K₅(W₃O₉F₄)(IO₃): An Efficient Mid-Infrared Nonlinear Optical Compound with High Laser Damage Threshold

The discovery of nonlinear optical (NLO) materials for generating coherent mid-infrared (mid-IR) light is critically important in developing laser technologies. However, all of the commercialized mid-IR crystals thus far possess problems that have hindered their application. We report herein a function-directing structural design strategy to afford a new type of mid-IR NLO material, using fluorinated 5d⁰-transition metal octahedra to construct a polar noncentrosymmetric material K₅(W₃O₉F₄)(IO₃).
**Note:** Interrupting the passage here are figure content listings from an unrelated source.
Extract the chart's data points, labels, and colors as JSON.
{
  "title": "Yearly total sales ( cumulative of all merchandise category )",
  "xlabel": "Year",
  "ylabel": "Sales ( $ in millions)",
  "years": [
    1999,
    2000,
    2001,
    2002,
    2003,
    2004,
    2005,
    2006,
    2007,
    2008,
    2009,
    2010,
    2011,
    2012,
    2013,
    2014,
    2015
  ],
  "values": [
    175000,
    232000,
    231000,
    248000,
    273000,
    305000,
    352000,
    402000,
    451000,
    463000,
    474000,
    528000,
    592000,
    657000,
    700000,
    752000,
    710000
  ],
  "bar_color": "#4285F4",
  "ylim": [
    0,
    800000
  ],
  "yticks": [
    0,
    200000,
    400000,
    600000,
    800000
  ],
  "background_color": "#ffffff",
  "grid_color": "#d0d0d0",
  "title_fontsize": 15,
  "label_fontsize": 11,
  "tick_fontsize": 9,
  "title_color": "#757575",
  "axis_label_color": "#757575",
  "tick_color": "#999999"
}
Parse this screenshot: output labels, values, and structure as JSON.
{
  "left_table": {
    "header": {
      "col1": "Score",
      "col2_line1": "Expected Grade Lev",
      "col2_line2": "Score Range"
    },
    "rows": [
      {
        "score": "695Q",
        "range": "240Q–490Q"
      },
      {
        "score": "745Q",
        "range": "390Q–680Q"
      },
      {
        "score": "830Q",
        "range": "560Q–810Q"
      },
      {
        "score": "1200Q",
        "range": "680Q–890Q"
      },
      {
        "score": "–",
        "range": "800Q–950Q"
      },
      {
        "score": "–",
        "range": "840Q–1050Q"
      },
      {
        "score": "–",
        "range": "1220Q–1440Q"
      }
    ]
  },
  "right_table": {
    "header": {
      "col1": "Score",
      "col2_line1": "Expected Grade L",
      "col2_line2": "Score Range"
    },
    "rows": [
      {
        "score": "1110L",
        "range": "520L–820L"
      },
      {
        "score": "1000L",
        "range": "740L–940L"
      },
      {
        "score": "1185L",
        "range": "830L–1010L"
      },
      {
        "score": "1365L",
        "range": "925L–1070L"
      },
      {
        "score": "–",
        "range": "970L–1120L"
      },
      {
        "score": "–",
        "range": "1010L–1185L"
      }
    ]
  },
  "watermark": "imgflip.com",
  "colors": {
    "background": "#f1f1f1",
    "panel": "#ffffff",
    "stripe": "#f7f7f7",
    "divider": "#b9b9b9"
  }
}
The Λ-shaped [W₃O₁₂F₄]^10- polyanion, consisting of distorted octahedra, not only guides the alignment of the [IO₃]^- units but also serves as a new kind of NLO-active chromophore in the mid-IR, with K₅(W₃O₉F₄)(IO₃) possessing an optimal combination of large second-harmonic generation response (11 × KH₂PO₄@1064 nm and 0.5 × AgGaS₂@2100 nm), wide visible and mid-IR transparency (0.32-10.5 μm), and a giant laser damage threshold (95 × AgGaS₂). The important role of the [W₃O₁₂F₄]^10- polyanion in improving the NLO properties and extending the IR transparency region has been clarified through first-principles calculations. Our results suggest that the incorporation of fluorinated 5d⁰-transition metal chromophores into iodate materials may afford a viable route to novel promising mid-IR NLO materials with exceptional NLO functions.